Quantifying exercise-induced muscle fatigue by machine learning

From ISLAB/CAISR
Title Quantifying exercise-induced muscle fatigue by machine learning
Summary Exploring machine learning methods on an EMG muscle fatigue pipeline
Keywords EMG, Machine Learning, Fatigue
TimeFrame
References Yousif, Hayder A., et al. "Assessment of muscles fatigue based on surface EMG signals using machine learning and statistical approaches: a review." IOP conference series: materials science and engineering. Vol. 705. No. 1. IOP Publishing, 2019.

Karlik, Bekir. "Machine learning algorithms for characterization of EMG signals." International Journal of Information and Electronics Engineering 4.3 (2014): 189.

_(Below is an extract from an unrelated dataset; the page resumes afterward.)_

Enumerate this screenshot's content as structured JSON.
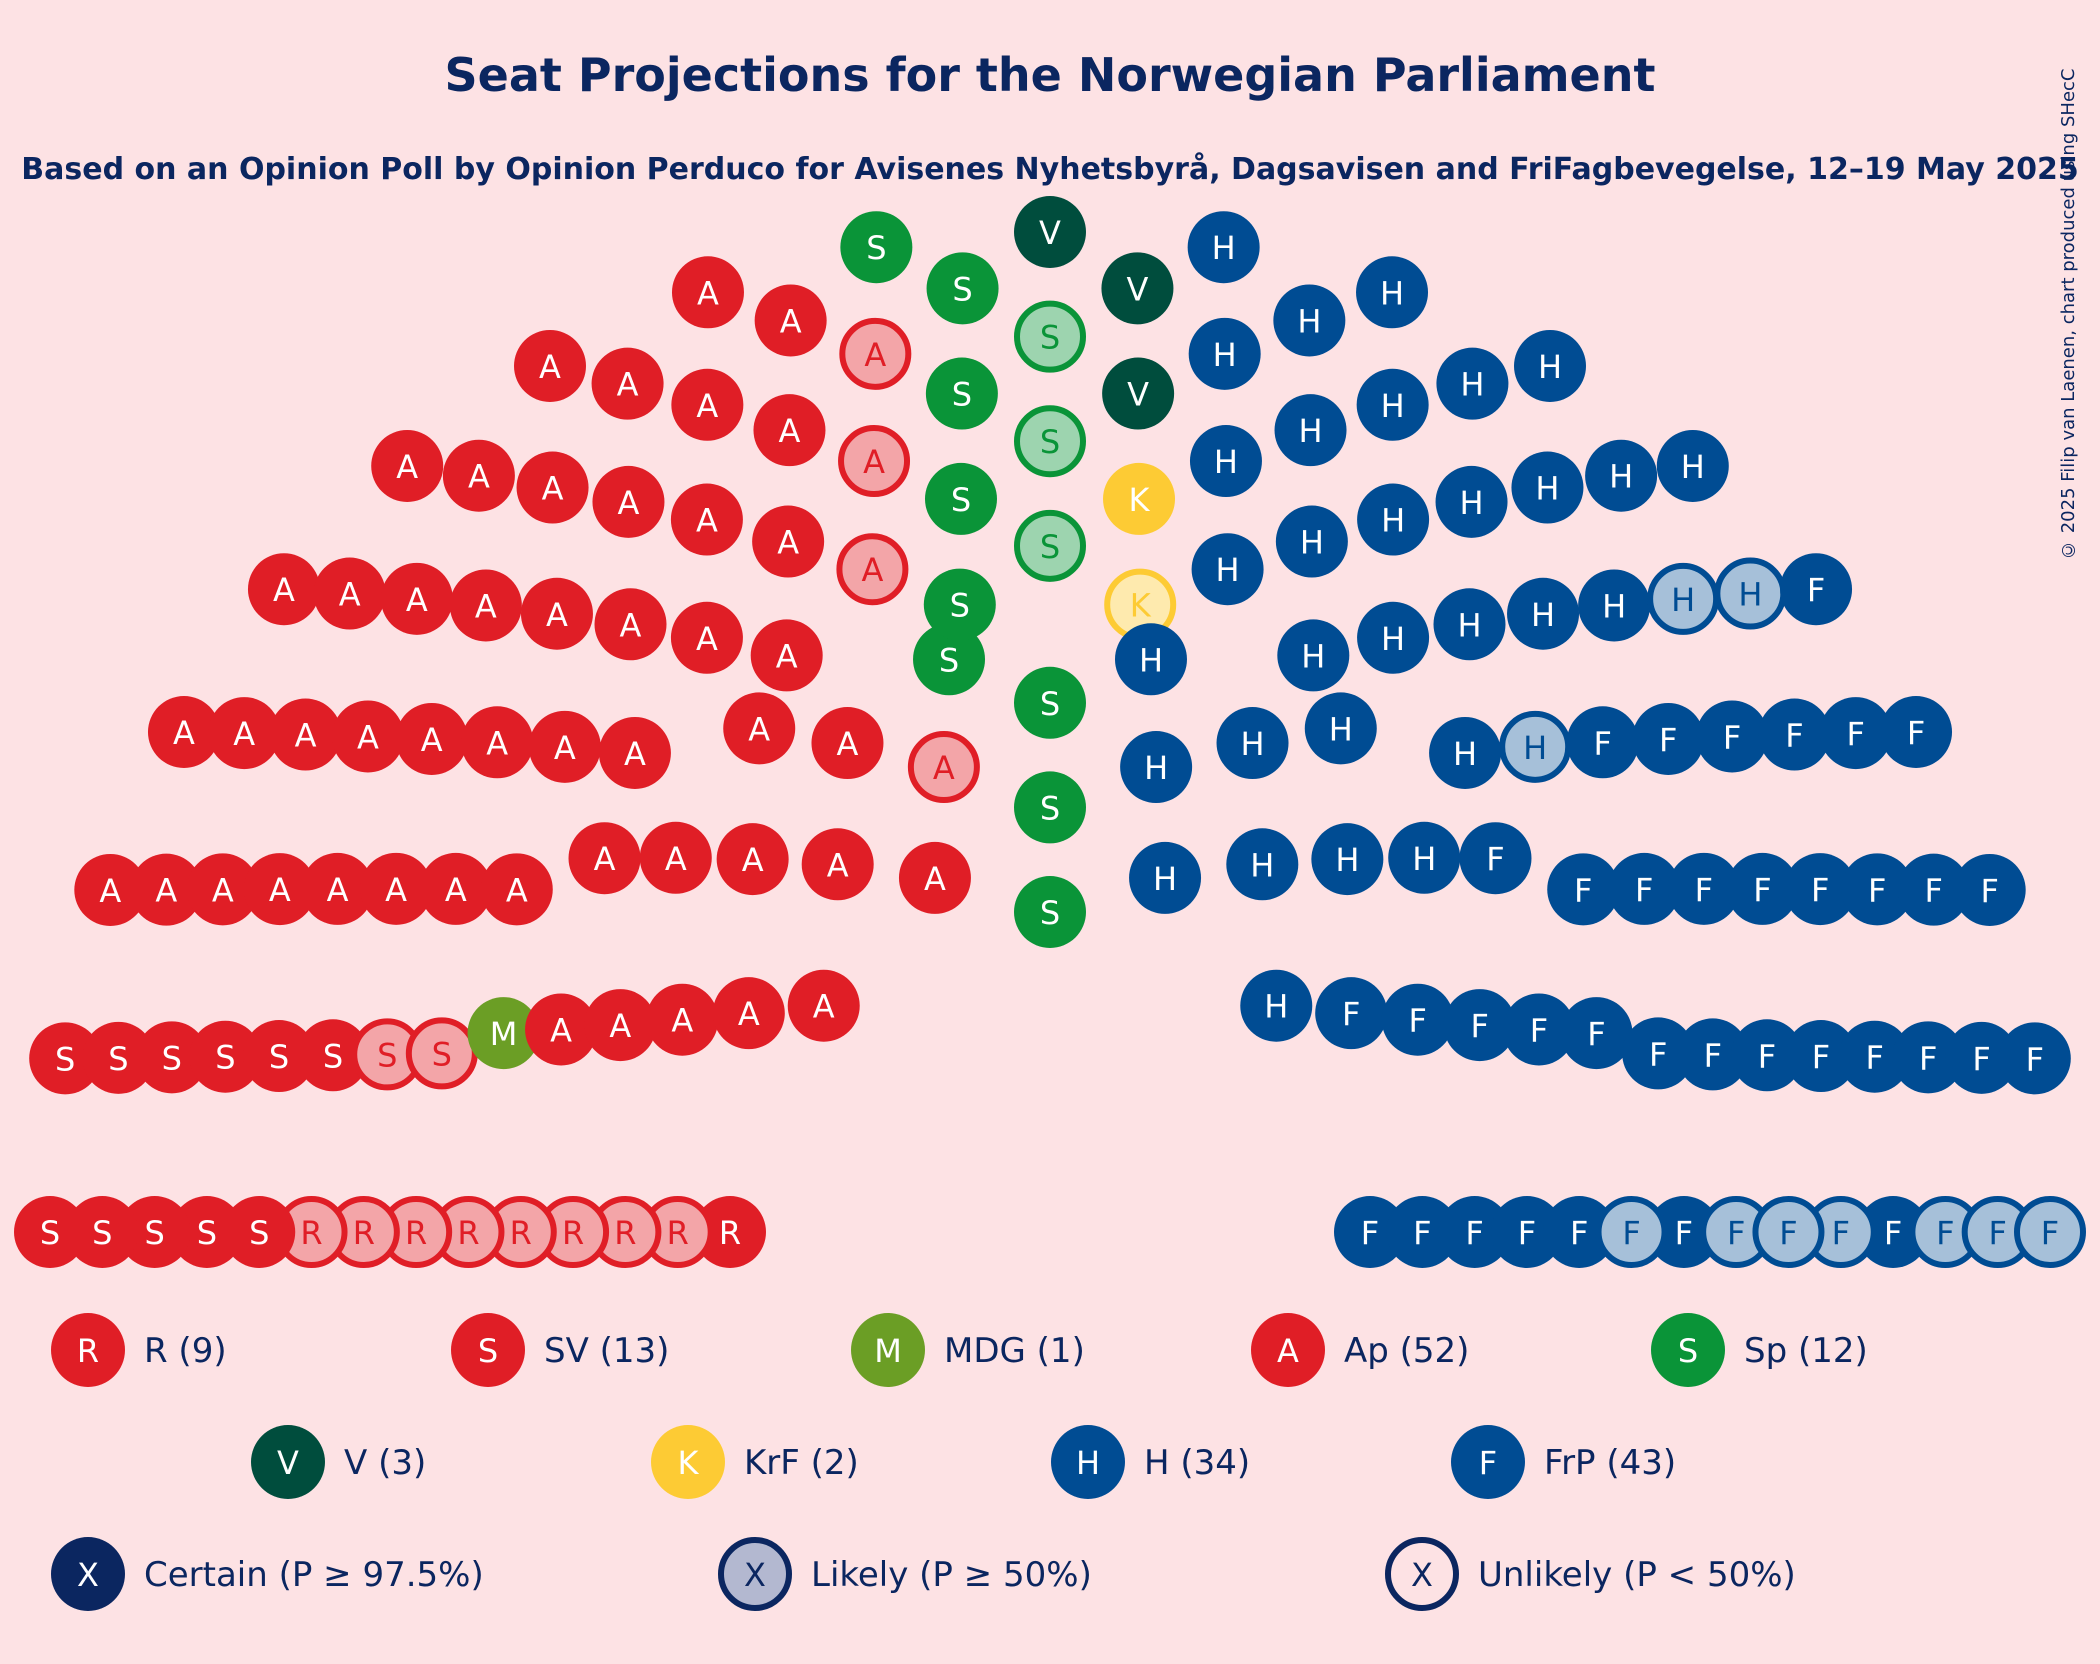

Rampichini, S., Vieira, T. M., Castiglioni, P., & Merati, G. (2020). Complexity analysis of surface electromyography for assessing the myoelectric manifestation of muscle fatigue: A review. Entropy, 22(5), 529.

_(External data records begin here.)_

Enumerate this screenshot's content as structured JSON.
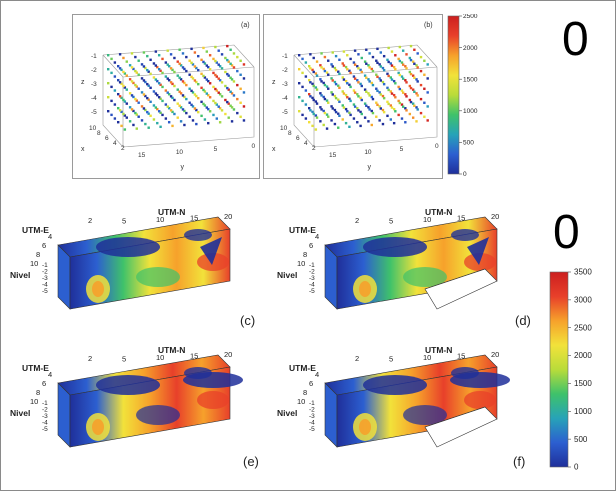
{
  "colors": {
    "scale": [
      "#1f2f9a",
      "#2c5fd0",
      "#27a3b8",
      "#3fc26a",
      "#b9dc3a",
      "#f2e23a",
      "#f6a12b",
      "#e8402a",
      "#cc1f1f"
    ]
  },
  "big_zero_top": "0",
  "big_zero_mid": "0",
  "panel_a": {
    "tag": "(a)",
    "z_axis": "z",
    "x_axis": "x",
    "y_axis": "y",
    "z_ticks": [
      "-1",
      "-2",
      "-3",
      "-4",
      "-5"
    ],
    "x_ticks": [
      "10",
      "8",
      "6",
      "4",
      "2"
    ],
    "y_ticks": [
      "15",
      "10",
      "5",
      "0"
    ]
  },
  "panel_b": {
    "tag": "(b)",
    "z_axis": "z",
    "x_axis": "x",
    "y_axis": "y",
    "z_ticks": [
      "-1",
      "-2",
      "-3",
      "-4",
      "-5"
    ],
    "x_ticks": [
      "10",
      "8",
      "6",
      "4",
      "2"
    ],
    "y_ticks": [
      "15",
      "10",
      "5",
      "0"
    ]
  },
  "colorbar_top": {
    "ticks": [
      "2500",
      "2000",
      "1500",
      "1000",
      "500",
      "0"
    ]
  },
  "colorbar_bottom": {
    "ticks": [
      "3500",
      "3000",
      "2500",
      "2000",
      "1500",
      "1000",
      "500",
      "0"
    ]
  },
  "blocks": [
    {
      "tag": "(c)",
      "utm_e": "UTM-E",
      "utm_n": "UTM-N",
      "nivel": "Nivel",
      "top_ticks": [
        "2",
        "5",
        "10",
        "15",
        "20"
      ],
      "left_ticks": [
        "4",
        "6",
        "8",
        "10"
      ],
      "z_ticks": [
        "-1",
        "-2",
        "-3",
        "-4",
        "-5"
      ]
    },
    {
      "tag": "(d)",
      "utm_e": "UTM-E",
      "utm_n": "UTM-N",
      "nivel": "Nivel",
      "top_ticks": [
        "2",
        "5",
        "10",
        "15",
        "20"
      ],
      "left_ticks": [
        "4",
        "6",
        "8",
        "10"
      ],
      "z_ticks": [
        "-1",
        "-2",
        "-3",
        "-4",
        "-5"
      ]
    },
    {
      "tag": "(e)",
      "utm_e": "UTM-E",
      "utm_n": "UTM-N",
      "nivel": "Nivel",
      "top_ticks": [
        "2",
        "5",
        "10",
        "15",
        "20"
      ],
      "left_ticks": [
        "4",
        "6",
        "8",
        "10"
      ],
      "z_ticks": [
        "-1",
        "-2",
        "-3",
        "-4",
        "-5"
      ]
    },
    {
      "tag": "(f)",
      "utm_e": "UTM-E",
      "utm_n": "UTM-N",
      "nivel": "Nivel",
      "top_ticks": [
        "2",
        "5",
        "10",
        "15",
        "20"
      ],
      "left_ticks": [
        "4",
        "6",
        "8",
        "10"
      ],
      "z_ticks": [
        "-1",
        "-2",
        "-3",
        "-4",
        "-5"
      ]
    }
  ]
}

Carroll, T. J., Taylor, J. L., & Gandevia, S. C. (2017). Recovery of central and peripheral neuromuscular fatigue after exercise. Journal of Applied Physiology, 122(5), 1068-1076.

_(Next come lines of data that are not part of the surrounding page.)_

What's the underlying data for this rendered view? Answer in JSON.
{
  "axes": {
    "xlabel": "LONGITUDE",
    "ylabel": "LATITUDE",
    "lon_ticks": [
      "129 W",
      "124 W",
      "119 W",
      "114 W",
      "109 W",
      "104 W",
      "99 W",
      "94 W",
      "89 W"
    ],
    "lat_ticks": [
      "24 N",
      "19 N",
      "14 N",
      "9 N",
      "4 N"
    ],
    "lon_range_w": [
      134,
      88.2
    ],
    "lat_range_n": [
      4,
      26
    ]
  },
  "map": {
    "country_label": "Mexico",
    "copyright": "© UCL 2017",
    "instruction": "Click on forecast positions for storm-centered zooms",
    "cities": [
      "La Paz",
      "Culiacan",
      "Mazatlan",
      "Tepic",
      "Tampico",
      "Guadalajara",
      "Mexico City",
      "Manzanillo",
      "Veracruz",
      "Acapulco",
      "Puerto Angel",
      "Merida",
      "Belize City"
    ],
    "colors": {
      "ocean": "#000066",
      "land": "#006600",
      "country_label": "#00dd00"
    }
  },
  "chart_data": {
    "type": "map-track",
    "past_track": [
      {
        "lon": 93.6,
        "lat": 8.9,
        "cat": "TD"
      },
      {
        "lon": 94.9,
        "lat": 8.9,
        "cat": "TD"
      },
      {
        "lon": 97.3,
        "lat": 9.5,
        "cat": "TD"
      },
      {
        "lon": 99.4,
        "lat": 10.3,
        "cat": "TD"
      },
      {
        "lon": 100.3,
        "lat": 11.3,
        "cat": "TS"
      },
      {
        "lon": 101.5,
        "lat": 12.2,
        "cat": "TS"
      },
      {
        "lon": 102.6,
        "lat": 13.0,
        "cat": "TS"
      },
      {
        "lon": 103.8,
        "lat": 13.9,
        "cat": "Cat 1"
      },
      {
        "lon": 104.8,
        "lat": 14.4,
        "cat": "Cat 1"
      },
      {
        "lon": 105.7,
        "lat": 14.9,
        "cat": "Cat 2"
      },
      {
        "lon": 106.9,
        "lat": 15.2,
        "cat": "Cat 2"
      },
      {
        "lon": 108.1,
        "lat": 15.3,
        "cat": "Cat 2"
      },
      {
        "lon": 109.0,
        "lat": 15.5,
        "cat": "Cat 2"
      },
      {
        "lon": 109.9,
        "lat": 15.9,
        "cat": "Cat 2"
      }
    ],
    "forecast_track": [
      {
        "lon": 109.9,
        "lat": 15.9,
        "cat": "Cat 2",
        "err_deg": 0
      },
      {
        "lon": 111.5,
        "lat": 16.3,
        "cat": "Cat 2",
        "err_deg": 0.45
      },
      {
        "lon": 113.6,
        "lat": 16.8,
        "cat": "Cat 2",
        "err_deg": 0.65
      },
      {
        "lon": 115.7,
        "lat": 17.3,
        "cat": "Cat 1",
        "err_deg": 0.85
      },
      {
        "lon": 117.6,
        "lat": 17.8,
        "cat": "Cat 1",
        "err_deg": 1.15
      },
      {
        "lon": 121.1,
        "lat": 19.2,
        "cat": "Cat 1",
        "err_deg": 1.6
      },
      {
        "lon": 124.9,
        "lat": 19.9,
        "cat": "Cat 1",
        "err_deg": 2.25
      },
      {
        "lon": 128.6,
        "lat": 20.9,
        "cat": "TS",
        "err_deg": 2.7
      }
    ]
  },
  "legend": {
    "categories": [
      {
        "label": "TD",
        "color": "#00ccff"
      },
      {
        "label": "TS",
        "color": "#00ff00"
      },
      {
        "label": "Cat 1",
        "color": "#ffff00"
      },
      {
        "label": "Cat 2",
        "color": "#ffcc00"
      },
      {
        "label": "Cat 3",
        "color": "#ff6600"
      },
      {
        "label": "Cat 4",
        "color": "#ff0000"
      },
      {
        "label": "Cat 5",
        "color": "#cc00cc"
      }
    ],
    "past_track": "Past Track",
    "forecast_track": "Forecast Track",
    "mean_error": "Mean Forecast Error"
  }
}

Yousefi, J., & Hamilton-Wright, A. (2014). Characterizing EMG data using machine-learning tools. Computers in biology and medicine, 51, 1-13.

Prerequisites
Author
Supervisor Jens Lundström
Level Master
Status Open


Electromyography (EMG), the measurement of the electrical activity in the muscles as a response to nerve stimulation is an advanced and prominent tool for assessing muscle fatigue. During sports it is important to assess exactly when and to which extent muscle fatigue occurs in order to optimize recovery, effort distribution, and planning of the training process. Relative to manual rules machine learning has been shown to be highly effective to characterize and detect muscle fatigue, yet a few challenges remain despite the success of surface-based EMG. Variability between subjects and sensor placements pose signals complexity and analysis could potentially benefit from the more recent and advanced machine learning methods such as advanced time-series models and the concept of attention. This project is about surveying and exploring state-of-the-art methods and systematically, theoretically, and practically test the applicability and performance of more recent machine learning methods on an existing EMG to muscle fatigue pipeline. Also, the use of XAI for the characterization of the signals is desired to develop the interpretation of the developed models. You will be working with a local startup sports-tech company and the work also included to do hands-on experiments with sensors and embedded systems.